Let’s do cross-validation and look at the scores from cross-validation of not just accuracy, but precision and recall and the f1 score as well.

  1. Build a pipeline containing the column transformer and an SVC model and set class_weight="balanced" in the SVM classifier.
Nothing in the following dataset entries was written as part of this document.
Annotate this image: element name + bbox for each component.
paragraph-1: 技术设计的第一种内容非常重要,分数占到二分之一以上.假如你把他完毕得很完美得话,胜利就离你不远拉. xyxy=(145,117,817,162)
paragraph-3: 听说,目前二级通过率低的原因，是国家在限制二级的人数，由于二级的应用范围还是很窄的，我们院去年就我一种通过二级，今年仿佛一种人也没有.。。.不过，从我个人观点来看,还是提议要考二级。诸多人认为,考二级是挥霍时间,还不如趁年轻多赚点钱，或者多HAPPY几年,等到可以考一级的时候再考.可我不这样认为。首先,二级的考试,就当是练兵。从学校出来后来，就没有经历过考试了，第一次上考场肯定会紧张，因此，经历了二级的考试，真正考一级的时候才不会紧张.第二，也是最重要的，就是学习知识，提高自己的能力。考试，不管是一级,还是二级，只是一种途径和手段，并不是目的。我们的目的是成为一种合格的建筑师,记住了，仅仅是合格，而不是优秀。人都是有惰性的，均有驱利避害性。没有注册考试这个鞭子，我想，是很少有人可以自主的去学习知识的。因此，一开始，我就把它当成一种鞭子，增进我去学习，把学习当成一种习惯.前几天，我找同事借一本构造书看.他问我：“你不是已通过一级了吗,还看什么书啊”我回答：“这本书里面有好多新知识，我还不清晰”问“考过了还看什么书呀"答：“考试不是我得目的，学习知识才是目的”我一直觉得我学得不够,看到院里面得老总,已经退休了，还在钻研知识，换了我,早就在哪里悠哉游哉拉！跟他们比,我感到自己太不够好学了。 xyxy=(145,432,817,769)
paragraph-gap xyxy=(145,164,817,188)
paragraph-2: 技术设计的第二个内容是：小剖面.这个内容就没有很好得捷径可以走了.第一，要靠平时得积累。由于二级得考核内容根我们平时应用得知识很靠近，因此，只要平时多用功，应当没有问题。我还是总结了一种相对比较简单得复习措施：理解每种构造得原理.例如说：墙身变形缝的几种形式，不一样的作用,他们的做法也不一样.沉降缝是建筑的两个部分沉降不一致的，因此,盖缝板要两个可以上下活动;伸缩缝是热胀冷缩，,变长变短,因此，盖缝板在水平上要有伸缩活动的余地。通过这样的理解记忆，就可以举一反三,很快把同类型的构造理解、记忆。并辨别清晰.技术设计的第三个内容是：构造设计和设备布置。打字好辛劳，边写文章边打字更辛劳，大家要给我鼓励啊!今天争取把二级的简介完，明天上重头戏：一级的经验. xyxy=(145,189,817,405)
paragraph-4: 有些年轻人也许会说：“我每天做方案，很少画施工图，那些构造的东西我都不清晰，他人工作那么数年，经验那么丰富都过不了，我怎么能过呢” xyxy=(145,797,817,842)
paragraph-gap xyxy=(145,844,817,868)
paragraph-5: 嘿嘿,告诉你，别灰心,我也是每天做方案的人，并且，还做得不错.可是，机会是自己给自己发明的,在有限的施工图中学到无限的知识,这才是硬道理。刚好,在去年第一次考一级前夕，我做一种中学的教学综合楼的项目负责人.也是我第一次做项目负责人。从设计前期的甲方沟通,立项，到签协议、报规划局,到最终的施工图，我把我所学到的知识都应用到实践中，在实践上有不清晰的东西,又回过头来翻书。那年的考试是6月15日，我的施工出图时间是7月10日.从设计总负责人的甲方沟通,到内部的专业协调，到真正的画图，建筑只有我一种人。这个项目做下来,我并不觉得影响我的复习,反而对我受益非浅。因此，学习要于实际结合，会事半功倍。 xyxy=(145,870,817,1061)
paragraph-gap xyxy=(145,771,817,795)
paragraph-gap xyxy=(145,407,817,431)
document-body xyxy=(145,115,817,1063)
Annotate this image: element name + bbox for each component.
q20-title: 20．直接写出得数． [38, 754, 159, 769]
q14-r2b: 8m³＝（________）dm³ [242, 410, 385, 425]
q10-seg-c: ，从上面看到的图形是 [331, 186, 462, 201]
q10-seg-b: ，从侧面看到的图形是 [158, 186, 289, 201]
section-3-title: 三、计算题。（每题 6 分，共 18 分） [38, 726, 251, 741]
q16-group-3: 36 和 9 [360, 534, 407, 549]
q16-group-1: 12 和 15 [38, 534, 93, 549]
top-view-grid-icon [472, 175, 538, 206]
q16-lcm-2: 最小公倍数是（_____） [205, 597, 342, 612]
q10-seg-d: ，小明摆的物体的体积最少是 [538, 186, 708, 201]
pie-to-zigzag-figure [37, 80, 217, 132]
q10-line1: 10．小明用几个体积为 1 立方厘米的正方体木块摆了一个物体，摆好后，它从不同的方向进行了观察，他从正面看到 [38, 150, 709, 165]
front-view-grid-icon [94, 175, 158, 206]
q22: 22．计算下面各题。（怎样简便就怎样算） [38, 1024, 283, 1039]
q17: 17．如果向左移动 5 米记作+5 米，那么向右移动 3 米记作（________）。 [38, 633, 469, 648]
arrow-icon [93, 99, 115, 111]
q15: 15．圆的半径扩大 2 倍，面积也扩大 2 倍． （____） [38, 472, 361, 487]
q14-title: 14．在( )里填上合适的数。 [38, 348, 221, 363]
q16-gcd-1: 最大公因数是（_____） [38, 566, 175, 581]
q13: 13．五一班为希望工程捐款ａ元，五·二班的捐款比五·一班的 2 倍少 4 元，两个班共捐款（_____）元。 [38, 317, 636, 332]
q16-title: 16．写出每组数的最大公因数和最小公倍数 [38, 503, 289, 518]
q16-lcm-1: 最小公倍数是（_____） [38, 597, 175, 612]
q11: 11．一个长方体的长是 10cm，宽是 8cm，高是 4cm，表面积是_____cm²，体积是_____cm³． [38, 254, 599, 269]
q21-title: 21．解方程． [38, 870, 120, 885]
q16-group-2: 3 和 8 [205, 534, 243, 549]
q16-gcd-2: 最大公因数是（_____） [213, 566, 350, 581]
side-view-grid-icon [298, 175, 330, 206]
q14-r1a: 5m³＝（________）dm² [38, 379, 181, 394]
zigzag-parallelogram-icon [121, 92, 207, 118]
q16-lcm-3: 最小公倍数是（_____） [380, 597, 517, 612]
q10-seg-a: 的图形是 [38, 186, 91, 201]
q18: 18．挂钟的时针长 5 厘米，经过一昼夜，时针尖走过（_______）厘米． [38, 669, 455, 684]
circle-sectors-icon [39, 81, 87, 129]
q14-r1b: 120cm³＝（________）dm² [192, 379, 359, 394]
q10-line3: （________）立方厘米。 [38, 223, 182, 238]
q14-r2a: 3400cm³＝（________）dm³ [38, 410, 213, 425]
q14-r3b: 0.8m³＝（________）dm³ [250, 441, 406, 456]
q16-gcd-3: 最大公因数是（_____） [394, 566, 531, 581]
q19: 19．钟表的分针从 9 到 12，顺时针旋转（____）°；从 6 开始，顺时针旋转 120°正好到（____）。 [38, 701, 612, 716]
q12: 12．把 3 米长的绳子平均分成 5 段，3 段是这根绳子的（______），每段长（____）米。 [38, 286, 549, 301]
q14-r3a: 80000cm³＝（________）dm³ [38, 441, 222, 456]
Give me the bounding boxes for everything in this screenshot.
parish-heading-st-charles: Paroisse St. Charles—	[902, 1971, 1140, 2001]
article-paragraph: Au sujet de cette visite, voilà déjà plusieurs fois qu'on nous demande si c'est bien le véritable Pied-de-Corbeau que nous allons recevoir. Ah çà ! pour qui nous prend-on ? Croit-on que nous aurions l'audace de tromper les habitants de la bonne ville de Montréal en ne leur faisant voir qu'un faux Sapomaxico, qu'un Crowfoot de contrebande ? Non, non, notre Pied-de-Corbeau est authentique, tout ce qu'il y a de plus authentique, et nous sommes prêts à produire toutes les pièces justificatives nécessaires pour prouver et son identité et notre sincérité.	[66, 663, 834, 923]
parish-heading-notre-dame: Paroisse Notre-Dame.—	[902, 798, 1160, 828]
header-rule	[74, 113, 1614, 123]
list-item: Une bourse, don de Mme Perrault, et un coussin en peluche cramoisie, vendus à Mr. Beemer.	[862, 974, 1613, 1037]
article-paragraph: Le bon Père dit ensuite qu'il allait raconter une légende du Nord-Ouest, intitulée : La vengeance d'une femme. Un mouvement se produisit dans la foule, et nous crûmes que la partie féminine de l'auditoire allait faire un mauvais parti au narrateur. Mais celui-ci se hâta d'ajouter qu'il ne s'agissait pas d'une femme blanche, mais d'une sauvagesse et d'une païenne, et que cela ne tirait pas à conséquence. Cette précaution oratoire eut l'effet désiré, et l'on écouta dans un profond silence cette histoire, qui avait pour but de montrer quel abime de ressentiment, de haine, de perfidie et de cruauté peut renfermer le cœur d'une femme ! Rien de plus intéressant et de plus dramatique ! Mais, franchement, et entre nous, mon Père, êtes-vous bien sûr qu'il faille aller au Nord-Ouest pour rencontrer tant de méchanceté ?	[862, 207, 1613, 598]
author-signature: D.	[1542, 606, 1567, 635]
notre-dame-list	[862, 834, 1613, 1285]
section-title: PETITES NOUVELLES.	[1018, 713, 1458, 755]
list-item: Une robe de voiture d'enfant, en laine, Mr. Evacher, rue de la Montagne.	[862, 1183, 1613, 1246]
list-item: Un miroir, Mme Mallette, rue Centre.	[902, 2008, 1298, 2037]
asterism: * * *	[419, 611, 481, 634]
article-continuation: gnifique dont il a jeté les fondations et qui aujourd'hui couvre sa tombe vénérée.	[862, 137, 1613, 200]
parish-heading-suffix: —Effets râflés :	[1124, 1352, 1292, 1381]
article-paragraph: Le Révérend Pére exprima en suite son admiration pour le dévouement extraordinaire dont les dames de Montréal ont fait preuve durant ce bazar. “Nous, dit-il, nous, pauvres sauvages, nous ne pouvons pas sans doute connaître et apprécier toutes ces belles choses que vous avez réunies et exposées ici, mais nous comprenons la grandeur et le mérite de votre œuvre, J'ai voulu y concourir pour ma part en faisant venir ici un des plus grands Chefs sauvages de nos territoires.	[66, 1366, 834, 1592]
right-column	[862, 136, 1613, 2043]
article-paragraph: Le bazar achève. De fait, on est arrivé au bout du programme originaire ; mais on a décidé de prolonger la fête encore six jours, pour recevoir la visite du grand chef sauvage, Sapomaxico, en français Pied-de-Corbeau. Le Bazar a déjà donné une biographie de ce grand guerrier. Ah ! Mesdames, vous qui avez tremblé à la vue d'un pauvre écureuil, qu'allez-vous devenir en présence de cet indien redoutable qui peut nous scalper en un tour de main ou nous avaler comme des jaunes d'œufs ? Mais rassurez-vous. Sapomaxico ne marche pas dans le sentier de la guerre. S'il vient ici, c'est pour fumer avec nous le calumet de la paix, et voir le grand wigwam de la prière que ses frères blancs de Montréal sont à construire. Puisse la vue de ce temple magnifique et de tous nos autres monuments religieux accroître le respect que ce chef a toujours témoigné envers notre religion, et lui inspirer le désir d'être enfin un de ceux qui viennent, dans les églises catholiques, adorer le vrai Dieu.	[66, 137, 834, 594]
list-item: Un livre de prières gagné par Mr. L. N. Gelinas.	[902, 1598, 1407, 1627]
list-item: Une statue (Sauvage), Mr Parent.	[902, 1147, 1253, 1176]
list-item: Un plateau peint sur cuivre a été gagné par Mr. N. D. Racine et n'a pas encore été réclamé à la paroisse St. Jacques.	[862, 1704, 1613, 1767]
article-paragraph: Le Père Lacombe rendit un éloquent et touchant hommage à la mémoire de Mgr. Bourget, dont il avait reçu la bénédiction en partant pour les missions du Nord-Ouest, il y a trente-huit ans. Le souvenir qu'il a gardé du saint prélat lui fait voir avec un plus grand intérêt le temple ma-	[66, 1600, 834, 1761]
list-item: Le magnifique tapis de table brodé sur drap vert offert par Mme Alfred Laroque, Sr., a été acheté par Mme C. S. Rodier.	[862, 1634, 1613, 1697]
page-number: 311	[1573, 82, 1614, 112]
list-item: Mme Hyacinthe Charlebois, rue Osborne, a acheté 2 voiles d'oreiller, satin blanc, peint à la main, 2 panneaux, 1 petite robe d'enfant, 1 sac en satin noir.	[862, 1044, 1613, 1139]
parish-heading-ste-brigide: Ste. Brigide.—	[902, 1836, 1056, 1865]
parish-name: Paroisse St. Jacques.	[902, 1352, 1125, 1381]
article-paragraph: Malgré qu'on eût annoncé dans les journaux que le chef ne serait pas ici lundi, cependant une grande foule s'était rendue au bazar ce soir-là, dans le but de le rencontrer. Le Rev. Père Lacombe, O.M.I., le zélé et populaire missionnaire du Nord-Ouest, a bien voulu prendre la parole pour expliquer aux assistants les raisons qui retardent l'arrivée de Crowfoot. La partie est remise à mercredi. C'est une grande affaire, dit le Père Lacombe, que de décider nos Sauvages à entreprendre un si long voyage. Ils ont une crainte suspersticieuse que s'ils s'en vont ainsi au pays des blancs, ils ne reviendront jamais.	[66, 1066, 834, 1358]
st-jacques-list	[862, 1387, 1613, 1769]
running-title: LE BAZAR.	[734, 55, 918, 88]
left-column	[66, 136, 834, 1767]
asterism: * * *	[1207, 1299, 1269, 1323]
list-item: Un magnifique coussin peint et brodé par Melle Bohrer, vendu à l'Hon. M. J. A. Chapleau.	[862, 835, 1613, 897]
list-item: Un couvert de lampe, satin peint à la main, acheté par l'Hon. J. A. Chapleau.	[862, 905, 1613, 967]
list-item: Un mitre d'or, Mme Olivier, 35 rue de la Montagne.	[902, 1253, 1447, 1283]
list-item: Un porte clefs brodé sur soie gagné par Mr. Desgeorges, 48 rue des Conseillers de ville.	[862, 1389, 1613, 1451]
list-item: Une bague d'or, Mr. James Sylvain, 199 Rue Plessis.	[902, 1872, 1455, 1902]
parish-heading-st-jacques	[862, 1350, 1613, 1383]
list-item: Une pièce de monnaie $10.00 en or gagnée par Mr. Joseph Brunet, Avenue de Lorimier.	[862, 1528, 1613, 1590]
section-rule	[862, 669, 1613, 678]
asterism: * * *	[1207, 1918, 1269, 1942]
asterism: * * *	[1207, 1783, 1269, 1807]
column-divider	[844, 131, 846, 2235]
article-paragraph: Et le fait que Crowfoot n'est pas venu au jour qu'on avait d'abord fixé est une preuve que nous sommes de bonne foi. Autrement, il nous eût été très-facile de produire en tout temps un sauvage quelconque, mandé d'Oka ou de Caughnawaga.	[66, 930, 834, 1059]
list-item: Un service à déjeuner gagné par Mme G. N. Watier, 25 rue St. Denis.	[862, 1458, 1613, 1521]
  2. Perform cross-validation using cross-validate on the training split using the scoring measures accuracy, precision, recall and f1. Save the results in a dataframe.

Solutions

1.

from sklearn.svm import SVC


num_pipe = make_pipeline(
    SimpleImputer(),
    StandardScaler()
)

cat_pipe = make_pipeline(
    SimpleImputer(strategy='constant'),
    OneHotEncoder(handle_unknown='ignore')
)

num_cols = X_train.select_dtypes('number').columns

num_cols = [
 'capture_rt',
 'total_bs',
 'gen']
cat_cols = ['type']

preprocessing = make_column_transformer(
    (num_pipe, num_cols),
    (cat_pipe, cat_cols)
)

main_pipe = make_pipeline(
    preprocessing,
    SVC(class_weight='balanced')
)

2.

pd.DataFrame(
    cross_validate(
        main_pipe,
        X_valid,
        y_valid,
        scoring=['accuracy', 'precision', 'recall', 'f1']
    )
)
fit_time score_time test_accuracy test_precision test_recall test_f1
0 0.008283 0.006674 0.941176 0.666667 0.666667 0.666667
1 0.006897 0.006086 0.941176 0.666667 0.666667 0.666667
2 0.006335 0.005881 0.911765 0.500000 0.666667 0.571429
3 0.006494 0.006122 0.939394 0.500000 0.500000 0.500000
4 0.006614 0.005894 0.909091 0.500000 0.333333 0.400000

9.11. What We’ve Learned Today#

  • The components of a confusion matrix.

  • How to calculate precision, recall, and f1-score.

  • How to implement the class_weight argument.

  • Some of the different scoring metrics used in assessing regression problems; MSE, RMSE, \(R^2\), MAPE.

  • How to apply different scoring functions with cross_validate, GridSearchCV and RandomizedSearchCV.